1. A data management device comprising:

an utilization status storage unit that stores a combination of a plurality of data classes used by an application;

a combination creation unit that extracts, from data storage unit storing data which is given one of the data classes, combination of the data in which a difference of generation times between the data in the combination is within a prescribed time interval, from the combination of the data given respective ones of the data classes stored in the utilization status storage unit; and

a discard determination unit that determines, from the data stored in the data storage unit, data other than those belonging to the extracted combination to be candidates of deletion.

2. The data management device according to claim 1, wherein the discard determination unit determines the data belonging to smaller number of the combination to be candidates of deletion preferentially of the data stored in the data storage unit.

3. The data management device according to claim 1, wherein the data storage unit stores the data class of the data and the number of the combination the data belongs to in a manner to be associated with each other.

4. The data management device according to claim 1 further comprising an attribute storage unit that stores the data class of the data and the number of the combination the data belongs to in a manner to be associated with the data.

5. A management system comprising:

the data management device according to claim 1;

a data input unit that inputs the data after attaching with the acquired time from outside as its generation time;

an application execution unit that uses the input data; and

the utilization status storage unit, in the data management device according to any one of claims 1 to 4, that stores the data classes of the data used by the application acquired from the application execution unit.

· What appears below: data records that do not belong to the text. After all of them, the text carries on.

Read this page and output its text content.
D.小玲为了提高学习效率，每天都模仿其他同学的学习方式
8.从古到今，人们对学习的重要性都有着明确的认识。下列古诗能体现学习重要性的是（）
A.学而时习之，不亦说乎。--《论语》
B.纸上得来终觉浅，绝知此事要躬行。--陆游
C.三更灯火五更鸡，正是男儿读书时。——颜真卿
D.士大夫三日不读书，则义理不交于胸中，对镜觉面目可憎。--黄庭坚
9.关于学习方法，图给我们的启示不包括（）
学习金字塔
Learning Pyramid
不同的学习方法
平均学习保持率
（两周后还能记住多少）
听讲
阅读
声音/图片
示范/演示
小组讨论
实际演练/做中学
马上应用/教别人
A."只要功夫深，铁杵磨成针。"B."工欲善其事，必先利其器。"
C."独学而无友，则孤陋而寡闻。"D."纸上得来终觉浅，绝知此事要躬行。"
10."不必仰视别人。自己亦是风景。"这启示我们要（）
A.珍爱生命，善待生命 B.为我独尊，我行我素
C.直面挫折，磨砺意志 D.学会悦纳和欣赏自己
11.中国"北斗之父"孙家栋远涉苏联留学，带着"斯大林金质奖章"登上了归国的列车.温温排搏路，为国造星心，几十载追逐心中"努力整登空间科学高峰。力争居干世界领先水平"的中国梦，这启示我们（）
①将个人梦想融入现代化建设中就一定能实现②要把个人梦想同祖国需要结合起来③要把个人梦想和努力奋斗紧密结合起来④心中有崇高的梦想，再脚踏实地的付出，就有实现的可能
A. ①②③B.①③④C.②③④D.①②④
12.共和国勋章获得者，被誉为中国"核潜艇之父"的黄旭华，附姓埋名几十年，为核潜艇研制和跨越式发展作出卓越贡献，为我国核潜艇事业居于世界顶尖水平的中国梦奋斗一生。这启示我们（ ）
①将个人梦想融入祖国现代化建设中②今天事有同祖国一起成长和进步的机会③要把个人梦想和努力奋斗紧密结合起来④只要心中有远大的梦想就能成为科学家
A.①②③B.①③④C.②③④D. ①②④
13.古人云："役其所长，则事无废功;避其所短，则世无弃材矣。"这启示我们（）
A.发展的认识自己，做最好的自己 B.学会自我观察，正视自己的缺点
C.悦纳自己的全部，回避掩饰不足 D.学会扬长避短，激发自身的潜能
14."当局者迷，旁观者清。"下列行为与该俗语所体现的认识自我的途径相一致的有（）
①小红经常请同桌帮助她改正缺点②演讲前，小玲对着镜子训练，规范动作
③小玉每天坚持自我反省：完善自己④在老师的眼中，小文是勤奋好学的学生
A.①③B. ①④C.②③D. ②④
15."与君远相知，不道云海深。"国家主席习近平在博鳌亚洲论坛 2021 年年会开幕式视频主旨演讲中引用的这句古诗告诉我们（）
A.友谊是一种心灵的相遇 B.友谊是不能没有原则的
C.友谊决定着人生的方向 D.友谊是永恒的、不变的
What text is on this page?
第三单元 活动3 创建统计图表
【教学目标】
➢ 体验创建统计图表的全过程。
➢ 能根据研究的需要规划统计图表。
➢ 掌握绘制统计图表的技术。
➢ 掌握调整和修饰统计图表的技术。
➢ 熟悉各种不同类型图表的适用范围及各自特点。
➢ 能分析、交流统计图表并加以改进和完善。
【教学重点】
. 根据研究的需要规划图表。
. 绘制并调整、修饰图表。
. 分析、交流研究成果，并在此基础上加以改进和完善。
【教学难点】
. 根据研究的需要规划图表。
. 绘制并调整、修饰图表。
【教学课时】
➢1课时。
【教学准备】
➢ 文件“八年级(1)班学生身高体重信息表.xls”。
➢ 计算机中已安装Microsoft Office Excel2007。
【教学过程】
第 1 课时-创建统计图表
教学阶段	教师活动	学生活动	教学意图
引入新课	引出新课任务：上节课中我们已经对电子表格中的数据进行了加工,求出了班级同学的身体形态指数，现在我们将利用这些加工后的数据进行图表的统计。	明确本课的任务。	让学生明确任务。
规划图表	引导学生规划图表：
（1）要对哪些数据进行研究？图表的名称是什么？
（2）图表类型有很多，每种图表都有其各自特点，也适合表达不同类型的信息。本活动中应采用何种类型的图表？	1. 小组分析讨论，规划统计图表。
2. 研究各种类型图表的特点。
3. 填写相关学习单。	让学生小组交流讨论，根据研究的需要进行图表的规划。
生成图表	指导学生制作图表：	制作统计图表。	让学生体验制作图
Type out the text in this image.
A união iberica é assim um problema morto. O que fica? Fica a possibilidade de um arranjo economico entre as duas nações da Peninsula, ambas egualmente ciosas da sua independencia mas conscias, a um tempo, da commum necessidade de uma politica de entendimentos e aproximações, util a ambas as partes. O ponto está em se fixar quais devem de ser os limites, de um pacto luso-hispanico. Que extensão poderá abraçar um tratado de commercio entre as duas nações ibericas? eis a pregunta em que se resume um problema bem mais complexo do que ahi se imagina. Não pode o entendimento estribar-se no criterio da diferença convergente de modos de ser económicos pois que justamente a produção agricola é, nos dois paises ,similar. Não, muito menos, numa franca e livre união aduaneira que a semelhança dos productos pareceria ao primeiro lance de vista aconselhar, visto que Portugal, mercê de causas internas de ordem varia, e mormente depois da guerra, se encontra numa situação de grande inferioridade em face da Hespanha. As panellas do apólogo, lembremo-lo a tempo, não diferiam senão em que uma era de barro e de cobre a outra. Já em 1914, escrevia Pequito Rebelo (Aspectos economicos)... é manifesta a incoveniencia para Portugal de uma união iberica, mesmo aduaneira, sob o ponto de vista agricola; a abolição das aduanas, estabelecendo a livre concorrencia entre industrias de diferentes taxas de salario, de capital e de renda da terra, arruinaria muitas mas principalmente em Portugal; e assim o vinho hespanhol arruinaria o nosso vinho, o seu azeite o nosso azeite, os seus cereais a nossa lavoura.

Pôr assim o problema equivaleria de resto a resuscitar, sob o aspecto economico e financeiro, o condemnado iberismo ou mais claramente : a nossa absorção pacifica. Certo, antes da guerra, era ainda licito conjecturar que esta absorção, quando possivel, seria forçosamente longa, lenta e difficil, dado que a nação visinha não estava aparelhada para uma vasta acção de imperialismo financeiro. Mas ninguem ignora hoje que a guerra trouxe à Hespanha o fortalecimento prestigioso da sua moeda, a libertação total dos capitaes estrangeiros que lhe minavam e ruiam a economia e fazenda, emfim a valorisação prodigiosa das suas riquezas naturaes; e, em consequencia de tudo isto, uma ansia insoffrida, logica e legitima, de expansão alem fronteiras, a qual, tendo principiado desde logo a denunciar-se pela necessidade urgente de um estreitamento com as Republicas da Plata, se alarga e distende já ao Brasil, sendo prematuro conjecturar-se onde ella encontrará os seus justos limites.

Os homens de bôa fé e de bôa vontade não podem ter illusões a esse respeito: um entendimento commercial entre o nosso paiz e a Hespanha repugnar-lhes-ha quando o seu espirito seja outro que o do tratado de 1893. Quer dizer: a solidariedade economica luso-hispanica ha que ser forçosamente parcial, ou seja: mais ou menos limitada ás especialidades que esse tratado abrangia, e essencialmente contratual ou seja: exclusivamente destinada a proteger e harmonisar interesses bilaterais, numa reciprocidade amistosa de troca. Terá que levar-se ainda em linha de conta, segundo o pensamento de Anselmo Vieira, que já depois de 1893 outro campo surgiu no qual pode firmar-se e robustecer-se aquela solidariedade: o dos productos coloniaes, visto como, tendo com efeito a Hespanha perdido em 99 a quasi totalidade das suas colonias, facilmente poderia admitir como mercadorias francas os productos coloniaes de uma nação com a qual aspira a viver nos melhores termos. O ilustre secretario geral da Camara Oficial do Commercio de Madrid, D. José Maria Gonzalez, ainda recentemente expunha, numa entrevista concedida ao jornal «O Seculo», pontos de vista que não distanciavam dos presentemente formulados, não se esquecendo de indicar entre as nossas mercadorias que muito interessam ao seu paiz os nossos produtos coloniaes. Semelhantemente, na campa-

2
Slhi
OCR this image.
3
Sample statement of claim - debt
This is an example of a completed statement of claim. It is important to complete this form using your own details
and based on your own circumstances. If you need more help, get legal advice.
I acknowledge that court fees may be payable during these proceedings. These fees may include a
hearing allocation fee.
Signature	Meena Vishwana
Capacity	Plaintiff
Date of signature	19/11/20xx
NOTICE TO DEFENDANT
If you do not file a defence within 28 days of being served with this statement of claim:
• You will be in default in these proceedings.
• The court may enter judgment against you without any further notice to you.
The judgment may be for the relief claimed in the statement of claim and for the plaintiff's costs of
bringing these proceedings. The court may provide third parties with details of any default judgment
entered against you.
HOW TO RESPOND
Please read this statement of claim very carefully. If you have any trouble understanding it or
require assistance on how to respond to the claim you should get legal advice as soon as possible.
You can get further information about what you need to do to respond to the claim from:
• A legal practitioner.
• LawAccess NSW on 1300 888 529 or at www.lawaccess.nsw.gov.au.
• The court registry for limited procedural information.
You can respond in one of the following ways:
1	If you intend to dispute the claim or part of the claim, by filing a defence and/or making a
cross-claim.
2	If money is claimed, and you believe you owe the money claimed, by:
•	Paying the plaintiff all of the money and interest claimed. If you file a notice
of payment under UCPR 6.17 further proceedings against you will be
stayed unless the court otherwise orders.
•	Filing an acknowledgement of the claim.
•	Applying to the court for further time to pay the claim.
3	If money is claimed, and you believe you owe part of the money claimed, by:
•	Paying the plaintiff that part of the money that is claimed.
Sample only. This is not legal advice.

6. A non-transitory computer-readable storage medium storing a data management program causing a computer to execute:

a combination creation step for extracting, from data storage unit storing data which is given one of the data classes, a combination of the data in which a difference of generation times between the data in the combination is within a prescribed time interval, from the combination of the data given respective ones of the data classes stored in utilization status storage unit storing a combination of a plurality of data classes used by an application; and

a discard determination step for determining, from the data stored in the data storage unit, data other than those belonging to the extracted combination to be candidates of deletion.

7. The non-transitory computer-readable storage medium according to claim 6, which causes the computer to execute the discard determination step for determining the data belonging to smaller number of the combination to be candidates of deletion preferentially of the data stored in the data storage unit.

8. The non-transitory computer-readable storage medium according to claim 6 which causes the computer to further execute:

a data input step for inputting the data after attaching with the acquired time from outside as its the generation time;

an application execution step for using the input data; and

a utilization status storage step for acquiring the data classes of the data used by the application and storing them in the utilization status storage unit.

9. A data management method comprising:

extracting, from data storage unit storing data which is given one of data classes, a combination of the data in which a difference of generation times between the data in the combination is within a predetermined time interval, from the combination of the data given respective ones of the data classes stored in utilization status storage unit storing a combination of a plurality of data classes used by an application; and

determining, from the data stored in the data storage unit, data other than those belonging to the extracted combination to be candidates of deletion.

10. The data management method according to claim 9, wherein the data belonging to smaller number of the combination are determined to be candidates of deletion preferentially of the data stored in the data storage unit.